TROOPERS Talk (03/2019)
WiSec Paper (05/2019)
Our WiSec paper Inside Job: Diagnosing Bluetooth Lower Layers Using Off-the-Shelf Devices on reversing the Broadcom Bluetooth diagnostics protocol was accepted, demonstrated and got the replicability label.
MobiSys Paper (06/2019)
Our MobiSys paper InternalBlue - Bluetooth Binary Patching and Experimentation Framework on the complete InternalBlue ecosystem got accepted.
REcon Talk (06/2019)
We gave a talk at REcon, Reversing and Exploiting Broadcom Bluetooth. It provides a first intuition on how to do binary patching in C with Nexmon to change Bluetooth functionality.
MRMCD Talk (09/2019)
Our talk Playing with Bluetooth focuses on new device support within InternalBlue and the Patchram state of various devices.
36C3 Talk (12/2019)
The rather generic talk All wireless communication stacks are equally broken points out a couple of new research directions and new Bluetooth projects coming up.

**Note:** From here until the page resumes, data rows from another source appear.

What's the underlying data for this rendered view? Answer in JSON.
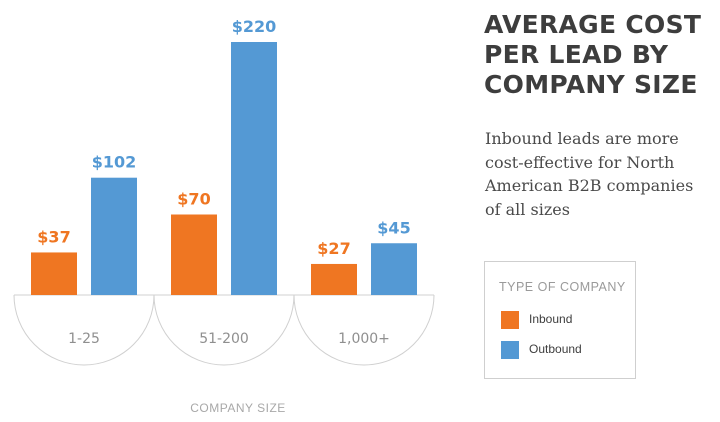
{
  "colors": {
    "inbound": "#ef7622",
    "outbound": "#5499d4"
  },
  "title_lines": [
    "AVERAGE COST",
    "PER LEAD BY",
    "COMPANY SIZE"
  ],
  "subtitle_lines": [
    "Inbound leads are more",
    "cost-effective for North",
    "American B2B companies",
    "of all sizes"
  ],
  "legend": {
    "title": "TYPE OF COMPANY",
    "items": [
      {
        "label": "Inbound",
        "color": "#ef7622"
      },
      {
        "label": "Outbound",
        "color": "#5499d4"
      }
    ]
  },
  "chart_data": {
    "type": "bar",
    "title": "AVERAGE COST PER LEAD BY COMPANY SIZE",
    "xlabel": "COMPANY SIZE",
    "ylabel": "",
    "categories": [
      "1-25",
      "51-200",
      "1,000+"
    ],
    "series": [
      {
        "name": "Inbound",
        "values": [
          37,
          70,
          27
        ],
        "labels": [
          "$37",
          "$70",
          "$27"
        ]
      },
      {
        "name": "Outbound",
        "values": [
          102,
          220,
          45
        ],
        "labels": [
          "$102",
          "$220",
          "$45"
        ]
      }
    ],
    "ylim": [
      0,
      220
    ],
    "grid": false,
    "legend_position": "right"
  }
}
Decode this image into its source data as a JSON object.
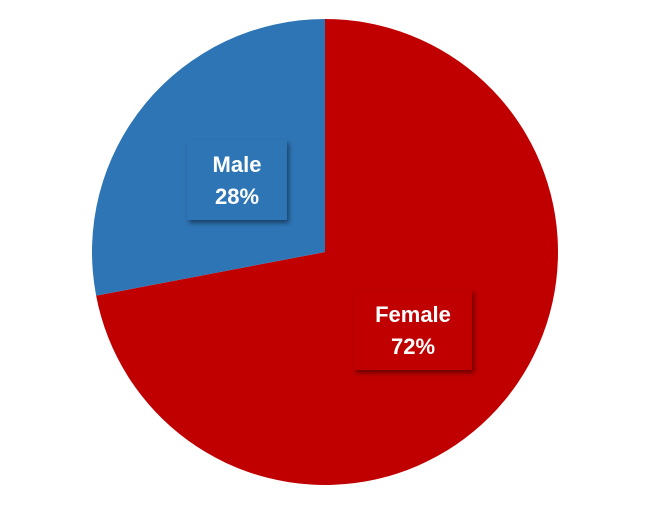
{
  "chart_data": {
    "type": "pie",
    "categories": [
      "Female",
      "Male"
    ],
    "values": [
      72,
      28
    ],
    "labels": [
      "72%",
      "28%"
    ],
    "colors": [
      "#C00000",
      "#2E75B6"
    ],
    "start_angle_deg": 0,
    "direction": "clockwise",
    "title": "",
    "legend": "none"
  }
}
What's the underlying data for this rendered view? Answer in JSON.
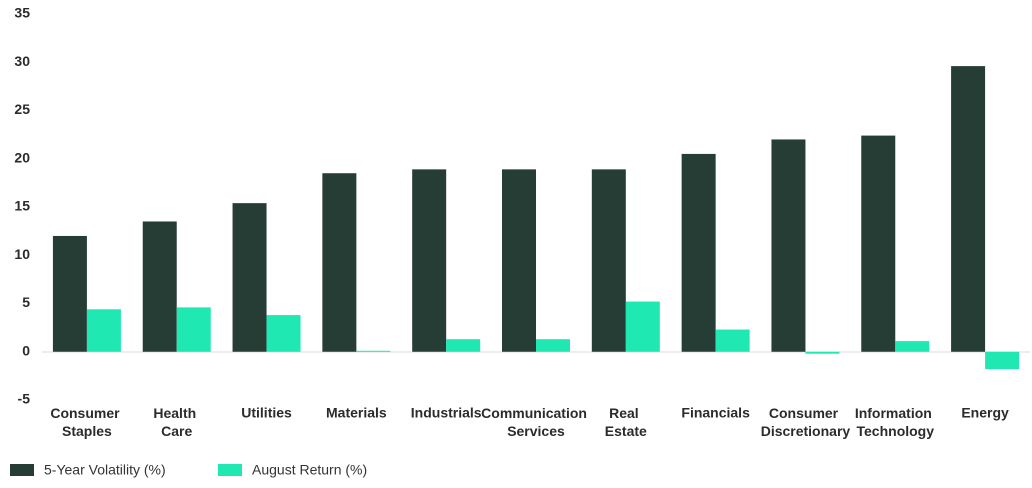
{
  "chart_data": {
    "type": "bar",
    "categories": [
      "Consumer Staples",
      "Health Care",
      "Utilities",
      "Materials",
      "Industrials",
      "Communication Services",
      "Real Estate",
      "Financials",
      "Consumer Discretionary",
      "Information Technology",
      "Energy"
    ],
    "series": [
      {
        "name": "5-Year Volatility (%)",
        "color": "#263d35",
        "values": [
          12,
          13.5,
          15.4,
          18.5,
          18.9,
          18.9,
          18.9,
          20.5,
          22,
          22.4,
          29.6
        ]
      },
      {
        "name": "August Return (%)",
        "color": "#1fe8b2",
        "values": [
          4.4,
          4.6,
          3.8,
          0.1,
          1.3,
          1.3,
          5.2,
          2.3,
          -0.2,
          1.1,
          -1.8
        ]
      }
    ],
    "ylim": [
      -5,
      35
    ],
    "yticks": [
      -5,
      0,
      5,
      10,
      15,
      20,
      25,
      30,
      35
    ],
    "grid": false
  }
}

EWSN Paper & Demo (02/2020)
We did some work on improving blacklisting performance of BLE data connections. Currently in a separate blacklisting branch.
This list is subject to change, but we give you a brief overview. You probably have a platform with a Broadcom chip that supports most features :)
On any Bluetooth chip:
- Send HCI commands
- Monitor HCI
- Establish connections
On any Broadcom Bluetooth chip:
- Read and write RAM
- Read and write assembly to RAM
- Read ROM
- Set defined breakpoints that crash on execution
- Inject arbitrary valid LMP messages (opcode and length must me standard compliant, contents and order are arbitrary)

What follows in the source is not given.